- Location: Lakeland, Florida
- Coordinates: 27°58′43″N 81°54′08″W﻿ / ﻿27.9785°N 81.9023°W
- Lake type: natural freshwater lake
- Basin countries: United States
- Max. length: 1.04-mile (1.67 km)
- Max. width: 0.56-mile (0.90 km)
- Surface area: 268 acres (108 ha)
- Average depth: 4 ft (1 m)
- Max. depth: 7 ft (2 m)
- Water volume: 329,100,230 US gallons (1.2457799×10^{9} L)
- Surface elevation: 89 feet (27 m)
- Islands: numerous islets along coasts

= Banana Lake =

Banana Lake or is a 268 acre natural freshwater lake in southeast Lakeland, Florida.
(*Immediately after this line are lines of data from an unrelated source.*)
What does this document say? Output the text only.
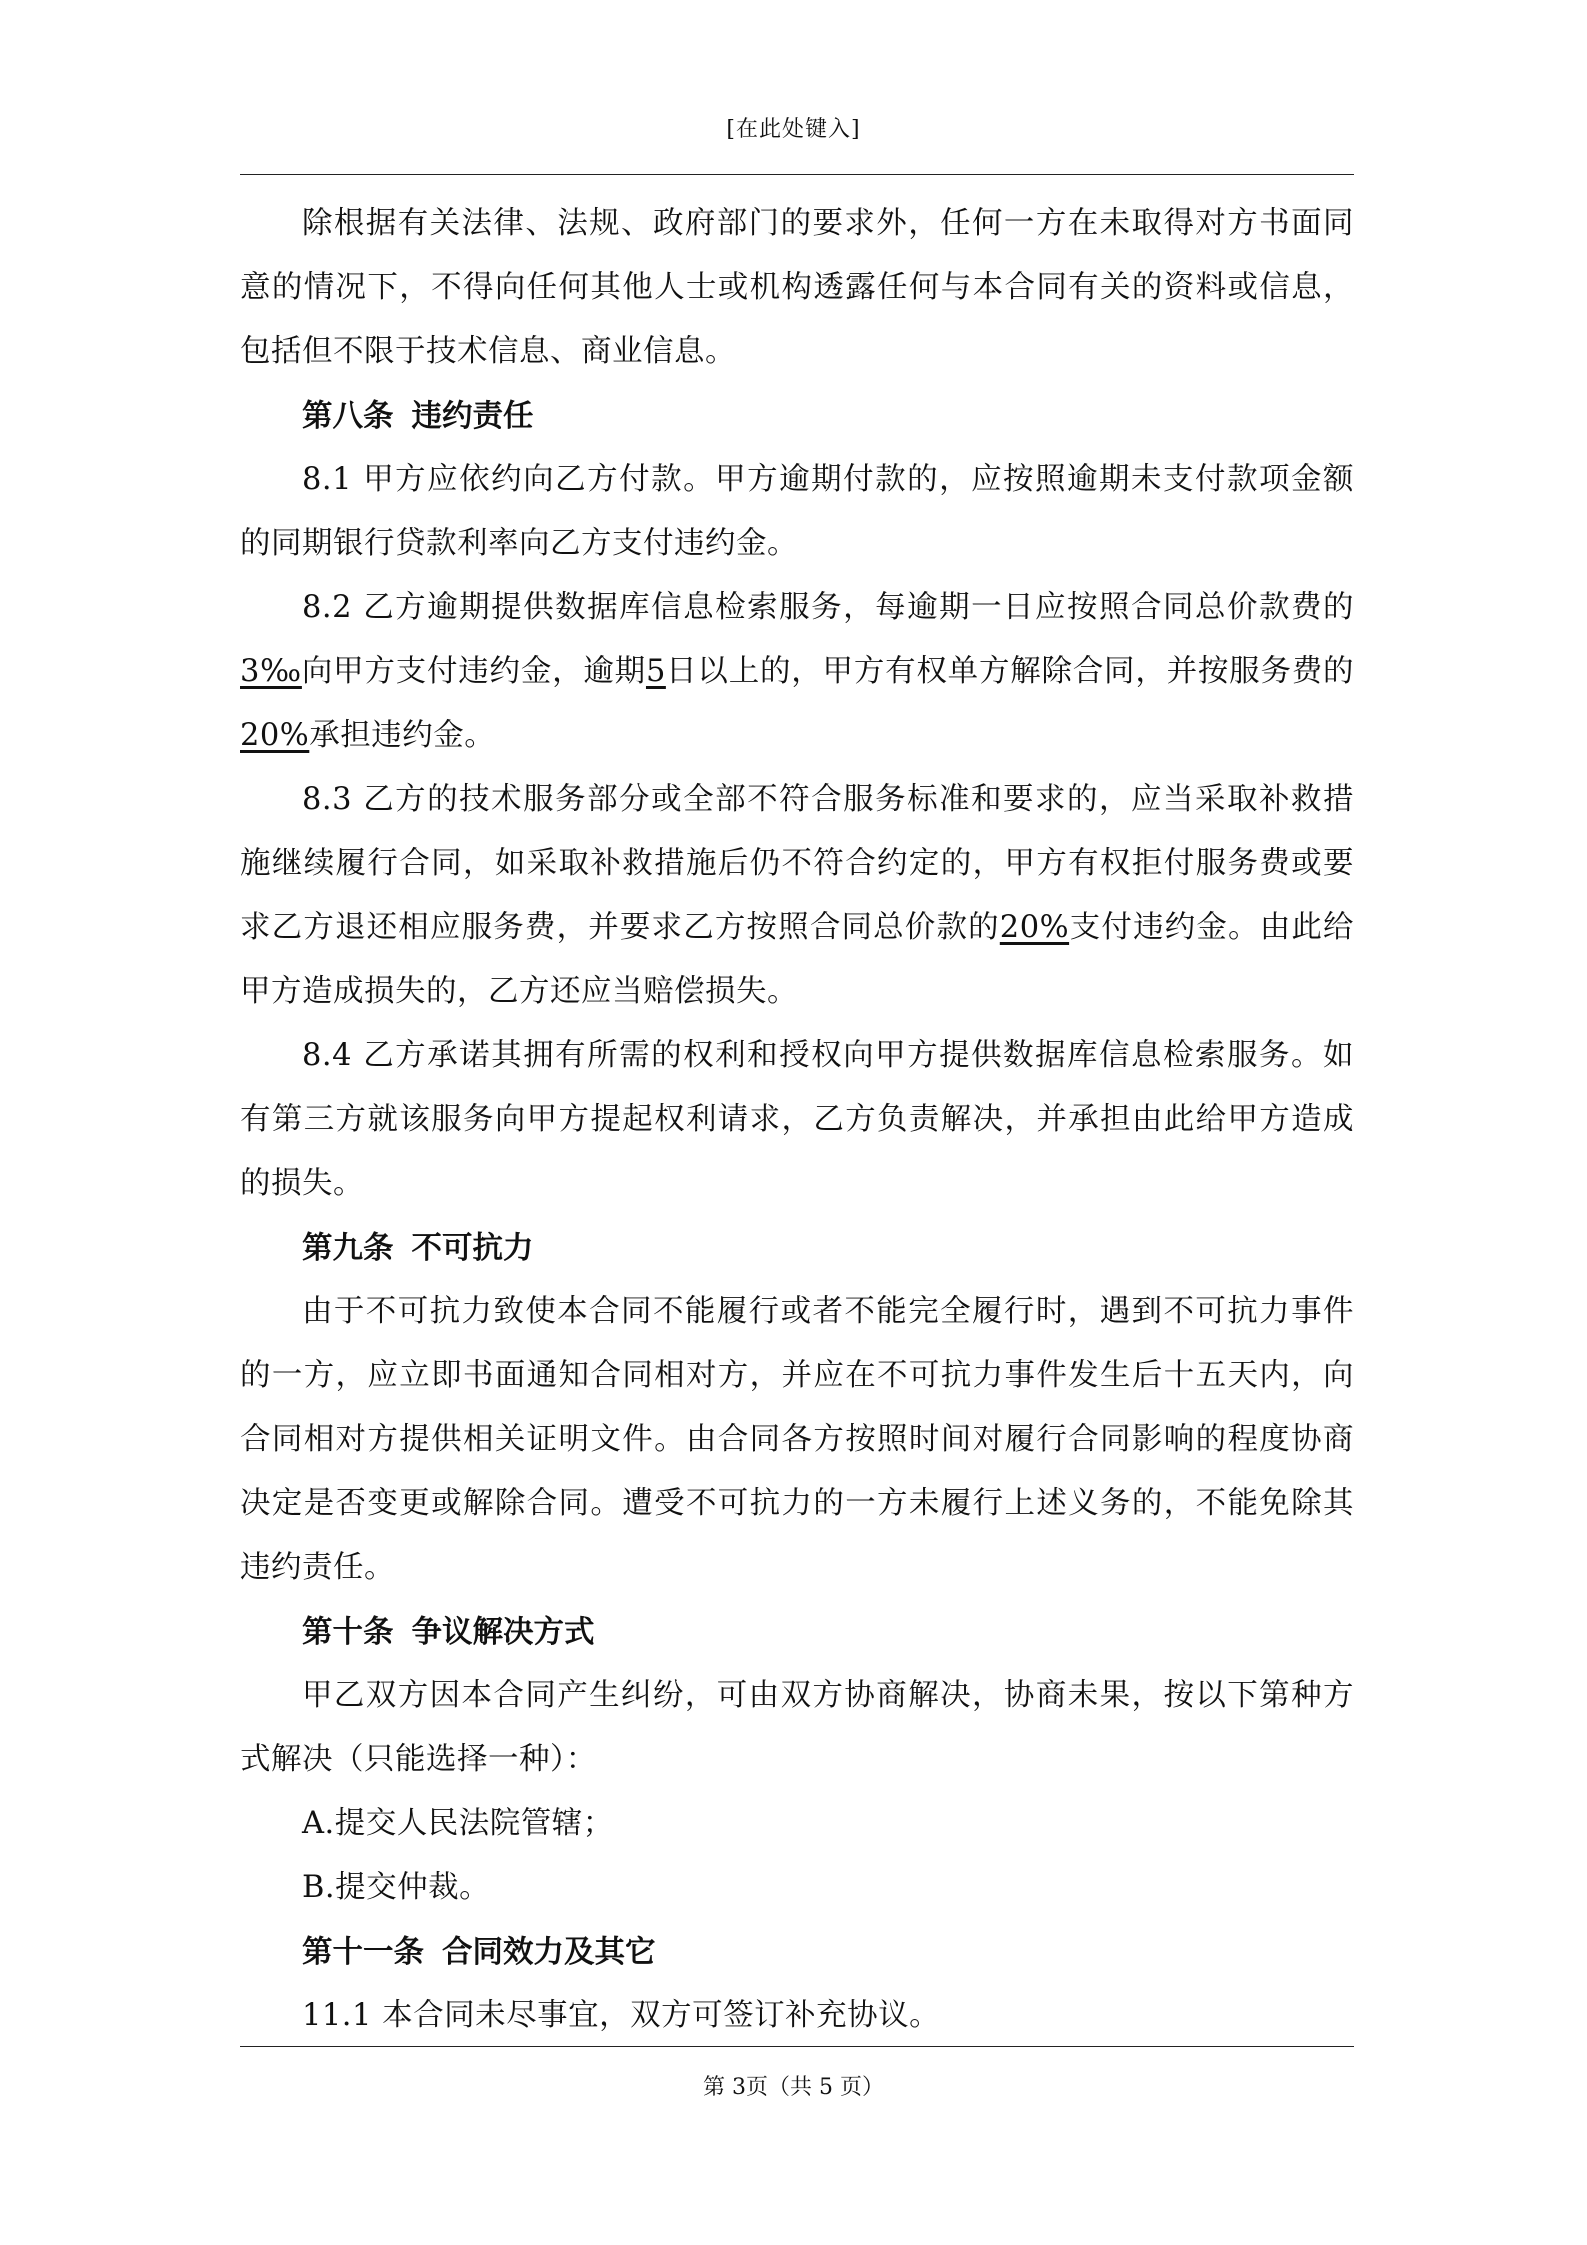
[在此处键入]

除根据有关法律、法规、政府部门的要求外，任何一方在未取得对方书面同意的情况下，不得向任何其他人士或机构透露任何与本合同有关的资料或信息，包括但不限于技术信息、商业信息。

第八条 违约责任

8.1 甲方应依约向乙方付款。甲方逾期付款的，应按照逾期未支付款项金额的同期银行贷款利率向乙方支付违约金。

8.2 乙方逾期提供数据库信息检索服务，每逾期一日应按照合同总价款费的3‰向甲方支付违约金，逾期5日以上的，甲方有权单方解除合同，并按服务费的20%承担违约金。

8.3 乙方的技术服务部分或全部不符合服务标准和要求的，应当采取补救措施继续履行合同，如采取补救措施后仍不符合约定的，甲方有权拒付服务费或要求乙方退还相应服务费，并要求乙方按照合同总价款的20%支付违约金。由此给甲方造成损失的，乙方还应当赔偿损失。

8.4 乙方承诺其拥有所需的权利和授权向甲方提供数据库信息检索服务。如有第三方就该服务向甲方提起权利请求，乙方负责解决，并承担由此给甲方造成的损失。

第九条 不可抗力

由于不可抗力致使本合同不能履行或者不能完全履行时，遇到不可抗力事件的一方，应立即书面通知合同相对方，并应在不可抗力事件发生后十五天内，向合同相对方提供相关证明文件。由合同各方按照时间对履行合同影响的程度协商决定是否变更或解除合同。遭受不可抗力的一方未履行上述义务的，不能免除其违约责任。

第十条 争议解决方式

甲乙双方因本合同产生纠纷，可由双方协商解决，协商未果，按以下第种方式解决（只能选择一种）：

A.提交人民法院管辖；

B.提交仲裁。

第十一条 合同效力及其它

11.1 本合同未尽事宜，双方可签订补充协议。

第 3页（共 5 页）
Before 1860 this lake was called Mud Lake. A family homesteaded at the lake and planted bananas, amongst other types of fruit. By 1890 the lake was known by its current name. Banana Lake is in a suburban area. Residential areas and agricultural areas surround it. To the southwest 200 ft is Little Banana Lake. Lake Stahl is 400 ft to the northwest. Just to the north of Lake Stahl is the Sanlan Golf Course, which also borders Banana Lake.

On the south shore of the lake is Banana Lake Park, which has an address of 5002 Tillery Road. This park contains picnic shelters and tables, a paved walking trail, restrooms, a playground, a boat ramp and a fishing pier. A parking lot is at the west side of the park. Boats can reach Lake Stahl via a canal that connects the two lakes.